For perhaps ten minutes they twisted and turned at a moderate pace in the wake of the taxi. Kent continued to sit forward, watching for the first evidence of alarm on the part of the pursued; but the occupants of the car ahead did not appear to notice that they were being trailed and no effort was made either to dodge or to speed away.

Kent’s head presently gave a little bump against the glass through which he was looking. It bumped a second time and almost subconsciously he realized that he felt drowsy. This was no time to fall asleep! He roused himself impatiently. What a stuffy old “boat” was this! He blinked foolishly—then grew conscious of a peculiar, penetrating odor that sickened him—!

Snf! Snf! He sniffed at the thick, sweet air and with a thrill of alarm, realized what it was—

Chloroform! But where?—how—? Then he saw it—in the roof of the car—a dark wet patch, spreading rapidly and dripping—raining! Drops were falling upon his head, his shoulders—!

The windows of the car were tightly closed—all of them!—heavy plate-glass windows! He reached for the handle of the door as the pungent fumes beat at his senses—The handles had been removed from the inside!

He snatched the speaking-tube and shouted—at least he thought he shouted.
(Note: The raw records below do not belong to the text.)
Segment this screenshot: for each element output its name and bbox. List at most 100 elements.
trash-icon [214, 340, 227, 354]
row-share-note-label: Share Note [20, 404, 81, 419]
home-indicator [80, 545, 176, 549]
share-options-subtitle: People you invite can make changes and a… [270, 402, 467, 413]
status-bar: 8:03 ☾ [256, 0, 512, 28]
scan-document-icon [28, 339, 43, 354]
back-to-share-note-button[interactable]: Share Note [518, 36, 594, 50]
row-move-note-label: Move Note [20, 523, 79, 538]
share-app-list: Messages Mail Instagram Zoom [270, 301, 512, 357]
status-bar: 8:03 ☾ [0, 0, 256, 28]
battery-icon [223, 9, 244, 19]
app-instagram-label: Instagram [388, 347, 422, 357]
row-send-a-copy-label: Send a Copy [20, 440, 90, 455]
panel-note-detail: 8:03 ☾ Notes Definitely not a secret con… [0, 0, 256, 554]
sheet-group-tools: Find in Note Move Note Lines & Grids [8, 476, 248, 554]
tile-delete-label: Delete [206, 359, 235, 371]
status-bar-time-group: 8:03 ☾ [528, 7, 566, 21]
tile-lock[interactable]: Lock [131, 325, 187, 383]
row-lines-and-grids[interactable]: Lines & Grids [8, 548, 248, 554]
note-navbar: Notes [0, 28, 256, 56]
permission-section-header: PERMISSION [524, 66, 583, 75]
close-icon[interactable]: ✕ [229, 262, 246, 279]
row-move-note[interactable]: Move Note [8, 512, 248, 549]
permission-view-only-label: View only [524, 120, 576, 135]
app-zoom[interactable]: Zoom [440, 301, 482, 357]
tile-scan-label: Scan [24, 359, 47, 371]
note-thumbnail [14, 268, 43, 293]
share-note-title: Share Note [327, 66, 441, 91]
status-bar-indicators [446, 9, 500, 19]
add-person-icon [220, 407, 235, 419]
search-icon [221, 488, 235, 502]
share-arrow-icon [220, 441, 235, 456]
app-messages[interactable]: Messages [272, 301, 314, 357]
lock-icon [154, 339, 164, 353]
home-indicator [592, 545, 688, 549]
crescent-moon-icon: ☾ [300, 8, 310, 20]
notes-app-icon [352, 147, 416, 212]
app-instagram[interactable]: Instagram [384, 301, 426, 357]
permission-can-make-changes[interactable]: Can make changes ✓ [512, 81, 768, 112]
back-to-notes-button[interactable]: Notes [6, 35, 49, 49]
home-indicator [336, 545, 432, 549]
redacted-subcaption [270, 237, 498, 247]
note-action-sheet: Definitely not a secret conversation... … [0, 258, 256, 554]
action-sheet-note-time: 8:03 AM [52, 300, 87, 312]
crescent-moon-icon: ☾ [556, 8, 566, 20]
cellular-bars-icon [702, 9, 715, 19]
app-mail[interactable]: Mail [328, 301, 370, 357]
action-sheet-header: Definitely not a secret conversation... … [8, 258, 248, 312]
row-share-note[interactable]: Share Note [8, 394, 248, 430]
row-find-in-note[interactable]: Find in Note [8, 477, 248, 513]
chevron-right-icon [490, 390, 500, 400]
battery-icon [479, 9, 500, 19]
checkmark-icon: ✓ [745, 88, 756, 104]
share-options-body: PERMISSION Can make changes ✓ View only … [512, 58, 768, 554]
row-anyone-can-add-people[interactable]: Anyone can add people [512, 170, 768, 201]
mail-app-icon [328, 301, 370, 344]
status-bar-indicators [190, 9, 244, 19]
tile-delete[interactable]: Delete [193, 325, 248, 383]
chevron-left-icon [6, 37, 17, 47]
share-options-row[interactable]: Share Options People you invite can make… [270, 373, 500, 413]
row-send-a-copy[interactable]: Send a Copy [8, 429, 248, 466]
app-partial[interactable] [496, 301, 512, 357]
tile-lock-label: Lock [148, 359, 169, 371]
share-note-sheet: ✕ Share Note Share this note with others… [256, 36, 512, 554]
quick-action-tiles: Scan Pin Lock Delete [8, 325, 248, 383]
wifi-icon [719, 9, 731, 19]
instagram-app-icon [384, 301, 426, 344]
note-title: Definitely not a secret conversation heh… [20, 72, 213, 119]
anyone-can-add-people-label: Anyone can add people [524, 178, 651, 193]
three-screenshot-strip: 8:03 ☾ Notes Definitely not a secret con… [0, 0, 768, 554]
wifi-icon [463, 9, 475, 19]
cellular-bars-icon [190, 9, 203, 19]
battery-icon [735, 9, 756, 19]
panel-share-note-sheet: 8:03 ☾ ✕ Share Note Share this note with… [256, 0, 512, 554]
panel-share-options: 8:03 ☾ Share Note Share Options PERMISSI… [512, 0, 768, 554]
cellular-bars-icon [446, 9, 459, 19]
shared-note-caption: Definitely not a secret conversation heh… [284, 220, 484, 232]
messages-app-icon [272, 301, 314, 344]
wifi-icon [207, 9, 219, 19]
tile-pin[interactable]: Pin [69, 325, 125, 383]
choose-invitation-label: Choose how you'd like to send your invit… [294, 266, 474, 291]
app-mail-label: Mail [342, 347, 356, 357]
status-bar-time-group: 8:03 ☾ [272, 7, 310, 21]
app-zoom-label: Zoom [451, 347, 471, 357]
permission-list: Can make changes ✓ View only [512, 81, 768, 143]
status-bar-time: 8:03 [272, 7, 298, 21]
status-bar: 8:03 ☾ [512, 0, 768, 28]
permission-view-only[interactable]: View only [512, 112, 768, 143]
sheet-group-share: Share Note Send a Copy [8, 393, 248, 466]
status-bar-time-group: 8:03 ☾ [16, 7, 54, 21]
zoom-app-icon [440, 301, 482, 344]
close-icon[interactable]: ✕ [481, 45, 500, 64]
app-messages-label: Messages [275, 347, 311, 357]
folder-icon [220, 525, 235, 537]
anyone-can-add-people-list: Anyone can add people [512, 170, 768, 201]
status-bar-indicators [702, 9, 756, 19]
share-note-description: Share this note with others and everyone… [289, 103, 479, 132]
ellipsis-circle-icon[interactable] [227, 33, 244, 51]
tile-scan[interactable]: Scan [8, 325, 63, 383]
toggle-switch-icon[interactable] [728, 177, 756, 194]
Two glittering evil eyes looked in at him through the glass in front!

Trapped! Frantically he put his shoulder to the door and tried to smash a window with his fist. The fumes grew overpoweringly strong! He fought to get out his automatic—head singing, senses reeling—!

The automatic was in his hand. With a last desperate effort he raised it and tried to pull the trigger; but the weapon fell from his paralyzed fingers and everything went black!